Entre octobre et décembre où elle est plantée et récoltée, dépendra sa conservation ou sa perte, car elle sera devenue aigre ou acide.
La Vallée de Viñales dans la province de Pinar del Rio est, comme le tabac, réservée, parcimonieuse, tranquille et renfermée. Ceux qui ne l'ont jamais visitée doivent savoir que ce lieu recèle des espèces animales et végétales uniques et quasiment en voie d'extinction, comme le palmier de corcho (palmier-liège, Restonea regia), l'agave, le macusey femelle, le chêne-caïman ou le dragonnier. Ignorant l'arrivée de la civilisation et toute autre musique que leurs chants, les oiseaux présentent aussi une extraordinaire diversité et portent des noms sonores comme tomeguines des pins (Euethia lépida), sinsontes (Mimus polyglottus), toties (Angelaius humeralis)...
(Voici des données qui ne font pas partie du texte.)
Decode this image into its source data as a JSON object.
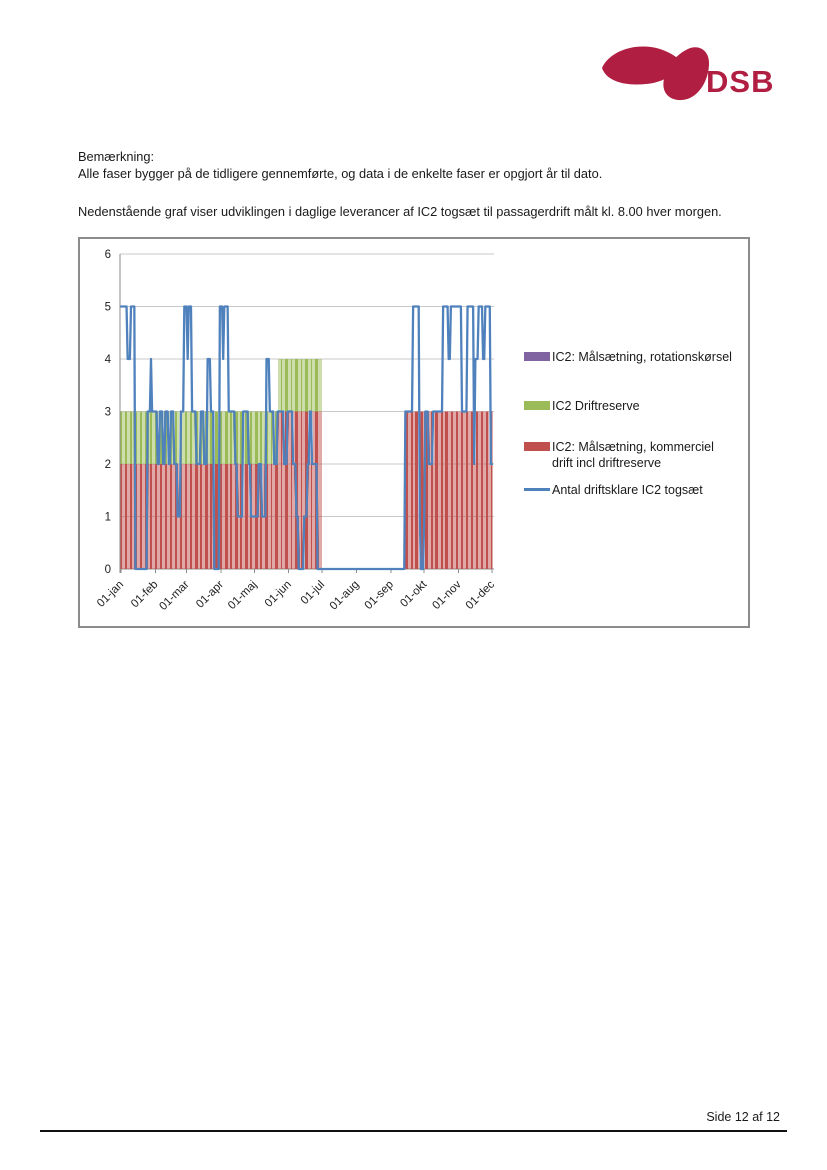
{
  "logo": {
    "text": "DSB",
    "color": "#B01E41"
  },
  "remark": {
    "heading": "Bemærkning:",
    "body": "Alle faser bygger på de tidligere gennemførte, og data i de enkelte faser er opgjort år til dato."
  },
  "intro": "Nedenstående graf viser udviklingen i daglige leverancer af IC2 togsæt til passagerdrift målt kl. 8.00 hver morgen.",
  "footer": {
    "page_label": "Side 12 af 12"
  },
  "chart_data": {
    "type": "bar",
    "subtype": "stacked-daily-bars-with-line",
    "x": {
      "unit": "day-of-year",
      "range": [
        1,
        335
      ],
      "tick_days": [
        1,
        32,
        60,
        91,
        121,
        152,
        182,
        213,
        244,
        274,
        305,
        335
      ],
      "tick_labels": [
        "01-jan",
        "01-feb",
        "01-mar",
        "01-apr",
        "01-maj",
        "01-jun",
        "01-jul",
        "01-aug",
        "01-sep",
        "01-okt",
        "01-nov",
        "01-dec"
      ]
    },
    "y": {
      "min": 0,
      "max": 6,
      "ticks": [
        0,
        1,
        2,
        3,
        4,
        5,
        6
      ]
    },
    "grid": "horizontal",
    "legend_position": "right",
    "series": [
      {
        "name": "IC2: Målsætning, rotationskørsel",
        "type": "bar",
        "color": "#8064A2",
        "runs_day_value": []
      },
      {
        "name": "IC2 Driftreserve",
        "type": "bar",
        "color": "#9BBB59",
        "stacked_on": 2,
        "runs_day_value": [
          [
            1,
            142,
            1
          ],
          [
            143,
            181,
            1
          ]
        ]
      },
      {
        "name": "IC2: Målsætning, kommerciel drift  incl driftreserve",
        "type": "bar",
        "color": "#C0504D",
        "runs_day_value": [
          [
            1,
            142,
            2
          ],
          [
            143,
            181,
            3
          ],
          [
            257,
            335,
            3
          ]
        ]
      },
      {
        "name": "Antal driftsklare IC2 togsæt",
        "type": "line",
        "color": "#4F81BD",
        "runs_day_value": [
          [
            1,
            6,
            5
          ],
          [
            7,
            9,
            4
          ],
          [
            10,
            13,
            5
          ],
          [
            14,
            24,
            0
          ],
          [
            25,
            27,
            3
          ],
          [
            28,
            28,
            4
          ],
          [
            29,
            33,
            3
          ],
          [
            34,
            35,
            2
          ],
          [
            36,
            38,
            3
          ],
          [
            39,
            40,
            2
          ],
          [
            41,
            43,
            3
          ],
          [
            44,
            45,
            2
          ],
          [
            46,
            48,
            3
          ],
          [
            49,
            51,
            2
          ],
          [
            52,
            54,
            1
          ],
          [
            55,
            57,
            3
          ],
          [
            58,
            60,
            5
          ],
          [
            61,
            61,
            4
          ],
          [
            62,
            64,
            5
          ],
          [
            65,
            68,
            3
          ],
          [
            69,
            72,
            2
          ],
          [
            73,
            75,
            3
          ],
          [
            76,
            78,
            2
          ],
          [
            79,
            81,
            4
          ],
          [
            82,
            84,
            3
          ],
          [
            85,
            89,
            0
          ],
          [
            90,
            92,
            5
          ],
          [
            93,
            93,
            4
          ],
          [
            94,
            97,
            5
          ],
          [
            98,
            103,
            3
          ],
          [
            104,
            105,
            2
          ],
          [
            106,
            110,
            1
          ],
          [
            111,
            115,
            3
          ],
          [
            116,
            117,
            2
          ],
          [
            118,
            124,
            1
          ],
          [
            125,
            127,
            2
          ],
          [
            128,
            131,
            1
          ],
          [
            132,
            134,
            4
          ],
          [
            135,
            138,
            3
          ],
          [
            139,
            141,
            2
          ],
          [
            142,
            147,
            3
          ],
          [
            148,
            150,
            2
          ],
          [
            151,
            155,
            3
          ],
          [
            156,
            158,
            2
          ],
          [
            159,
            160,
            1
          ],
          [
            161,
            165,
            0
          ],
          [
            166,
            168,
            1
          ],
          [
            169,
            170,
            2
          ],
          [
            171,
            172,
            3
          ],
          [
            173,
            177,
            2
          ],
          [
            178,
            256,
            0
          ],
          [
            257,
            263,
            3
          ],
          [
            264,
            269,
            5
          ],
          [
            270,
            270,
            1
          ],
          [
            271,
            273,
            0
          ],
          [
            274,
            274,
            1
          ],
          [
            275,
            277,
            3
          ],
          [
            278,
            281,
            2
          ],
          [
            282,
            290,
            3
          ],
          [
            291,
            295,
            5
          ],
          [
            296,
            297,
            4
          ],
          [
            298,
            307,
            5
          ],
          [
            308,
            312,
            3
          ],
          [
            313,
            318,
            5
          ],
          [
            319,
            319,
            2
          ],
          [
            320,
            322,
            4
          ],
          [
            323,
            326,
            5
          ],
          [
            327,
            328,
            4
          ],
          [
            329,
            333,
            5
          ],
          [
            334,
            335,
            2
          ]
        ]
      }
    ],
    "legend": {
      "entries": [
        {
          "label": "IC2: Målsætning, rotationskørsel"
        },
        {
          "label": "IC2 Driftreserve"
        },
        {
          "label": "IC2: Målsætning, kommerciel drift  incl driftreserve"
        },
        {
          "label": "Antal driftsklare IC2 togsæt"
        }
      ]
    },
    "colors": {
      "grid": "#c8c8c8",
      "axis": "#8c8c8c",
      "frame": "#8c8c8c"
    }
  }
}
Ici, les Indiens Guanajatabeyes s'étaient aménagés des abris primitifs à l'intérieur de cavernes creusées dans le mogote, où l'on a retrouvé des objets de leur culture nomade et des restes fossilisés de mammifères du pliocène, inscrustés dans la pierre. Dans la profondeur des grottes nagent des poissons albinos et volent des chauves-souris-papillons. Certaines, comme la Cueva del Indio (Grotte de l'Indien), redécouverte en 1920, recèlent quatre kilomètres de canaux souterrains qui se visitent à bord de petits canots, A Viñales, c'est la nature qui peint.
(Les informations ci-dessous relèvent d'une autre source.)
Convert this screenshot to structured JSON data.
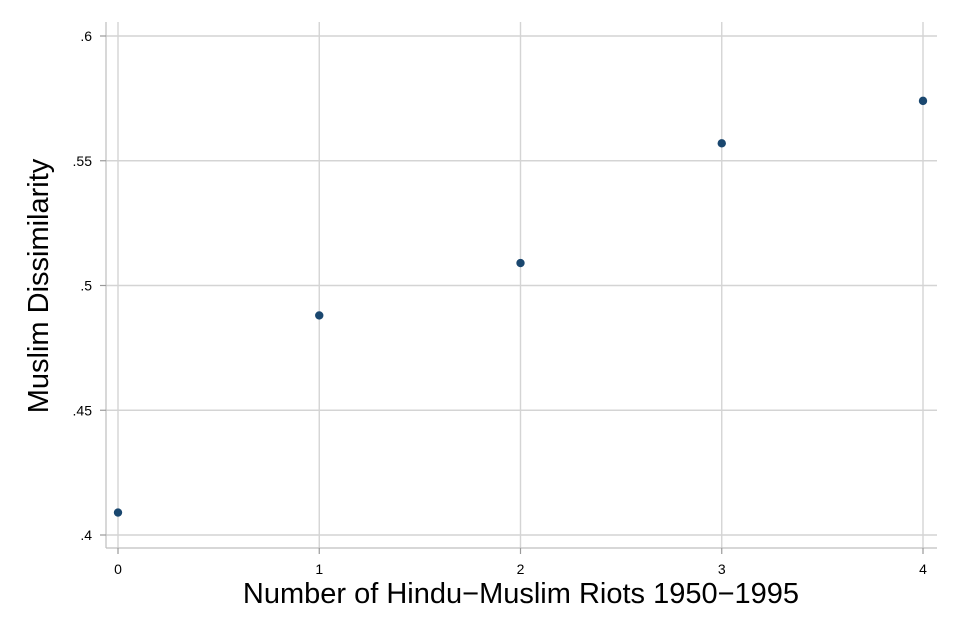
{
  "chart_data": {
    "type": "scatter",
    "title": "",
    "xlabel": "Number of Hindu−Muslim Riots 1950−1995",
    "ylabel": "Muslim Dissimilarity",
    "xlim": [
      0,
      4
    ],
    "ylim": [
      0.4,
      0.6
    ],
    "x_ticks": [
      0,
      1,
      2,
      3,
      4
    ],
    "x_tick_labels": [
      "0",
      "1",
      "2",
      "3",
      "4"
    ],
    "y_ticks": [
      0.4,
      0.45,
      0.5,
      0.55,
      0.6
    ],
    "y_tick_labels": [
      ".4",
      ".45",
      ".5",
      ".55",
      ".6"
    ],
    "grid": true,
    "marker_color": "#1a476f",
    "series": [
      {
        "x": [
          0,
          1,
          2,
          3,
          4
        ],
        "y": [
          0.409,
          0.488,
          0.509,
          0.557,
          0.574
        ]
      }
    ]
  }
}
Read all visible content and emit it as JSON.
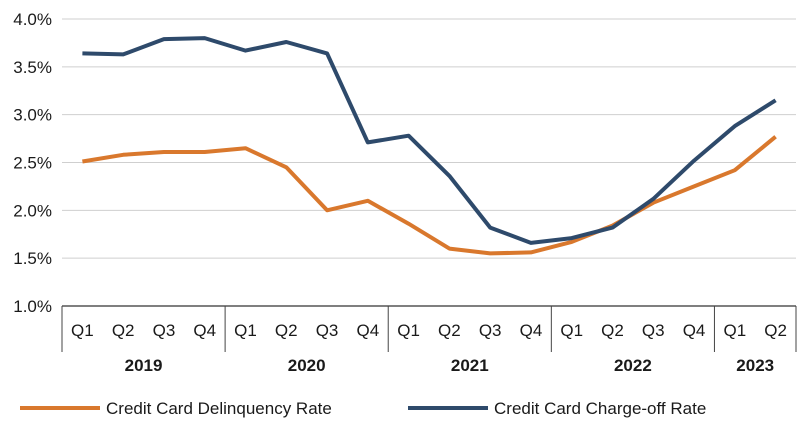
{
  "chart_data": {
    "type": "line",
    "title": "",
    "xlabel": "",
    "ylabel": "",
    "ylim": [
      1.0,
      4.0
    ],
    "yticks": [
      "1.0%",
      "1.5%",
      "2.0%",
      "2.5%",
      "3.0%",
      "3.5%",
      "4.0%"
    ],
    "ytick_values": [
      1.0,
      1.5,
      2.0,
      2.5,
      3.0,
      3.5,
      4.0
    ],
    "categories": [
      "Q1",
      "Q2",
      "Q3",
      "Q4",
      "Q1",
      "Q2",
      "Q3",
      "Q4",
      "Q1",
      "Q2",
      "Q3",
      "Q4",
      "Q1",
      "Q2",
      "Q3",
      "Q4",
      "Q1",
      "Q2"
    ],
    "year_groups": [
      {
        "label": "2019",
        "count": 4
      },
      {
        "label": "2020",
        "count": 4
      },
      {
        "label": "2021",
        "count": 4
      },
      {
        "label": "2022",
        "count": 4
      },
      {
        "label": "2023",
        "count": 2
      }
    ],
    "grid": "horizontal",
    "legend_position": "bottom",
    "series": [
      {
        "name": "Credit Card Delinquency Rate",
        "color": "#d9782d",
        "values": [
          2.51,
          2.58,
          2.61,
          2.61,
          2.65,
          2.45,
          2.0,
          2.1,
          1.86,
          1.6,
          1.55,
          1.56,
          1.67,
          1.84,
          2.08,
          2.25,
          2.42,
          2.77
        ]
      },
      {
        "name": "Credit Card Charge-off Rate",
        "color": "#2e4a6b",
        "values": [
          3.64,
          3.63,
          3.79,
          3.8,
          3.67,
          3.76,
          3.64,
          2.71,
          2.78,
          2.36,
          1.82,
          1.66,
          1.71,
          1.82,
          2.12,
          2.52,
          2.88,
          3.15
        ]
      }
    ]
  }
}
Revenir à la Vallée de Viñales, c'est la redécouvrir. On sent planer au-dessus d'elle un silence, un calme, un mystère dissimulé dans le brouillard du matin.
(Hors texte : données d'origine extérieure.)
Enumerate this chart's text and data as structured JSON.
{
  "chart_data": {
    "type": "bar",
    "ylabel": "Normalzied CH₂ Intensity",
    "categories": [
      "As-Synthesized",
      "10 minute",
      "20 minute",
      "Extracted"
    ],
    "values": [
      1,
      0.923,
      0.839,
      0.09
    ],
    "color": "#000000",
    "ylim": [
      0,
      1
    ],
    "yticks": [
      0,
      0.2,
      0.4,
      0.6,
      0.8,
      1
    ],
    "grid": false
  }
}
Les pluies abondantes de la saison humide ont délavé les façades, naguère brillantes, qui luisent comme des mosaïques ternies. A quatre kilomètres du village, le mogote Dos Hermanas (Les Deux Sœurs) exhibe, sur un de ses versants, la Fresque de la Préhistoire, une œuvre impressionnante de 120 mètres de haut sur 180 mètres de large, où le Cubain Leovigildo González, disciple du fresquiste mexicain Diego de Rivera, a peint les animaux et autres créatures qui vivaient dans cette région aux temps préhistoriques. Ceux qui n'auraient pas lu le poème de José Lezama Lima Sous l'arche de Viñales, qui n'auraient pas vu les tableaux du peintre cubain Domingo Ramos, ni contemplé la Fresque de la Préhistoire, doivent savoir que cette vallée qui semble surgie de l'océan dans la partie la plus occidentale de l'île, est un lieu d'art par excellence, où la Nature elle-même a composé son tableau.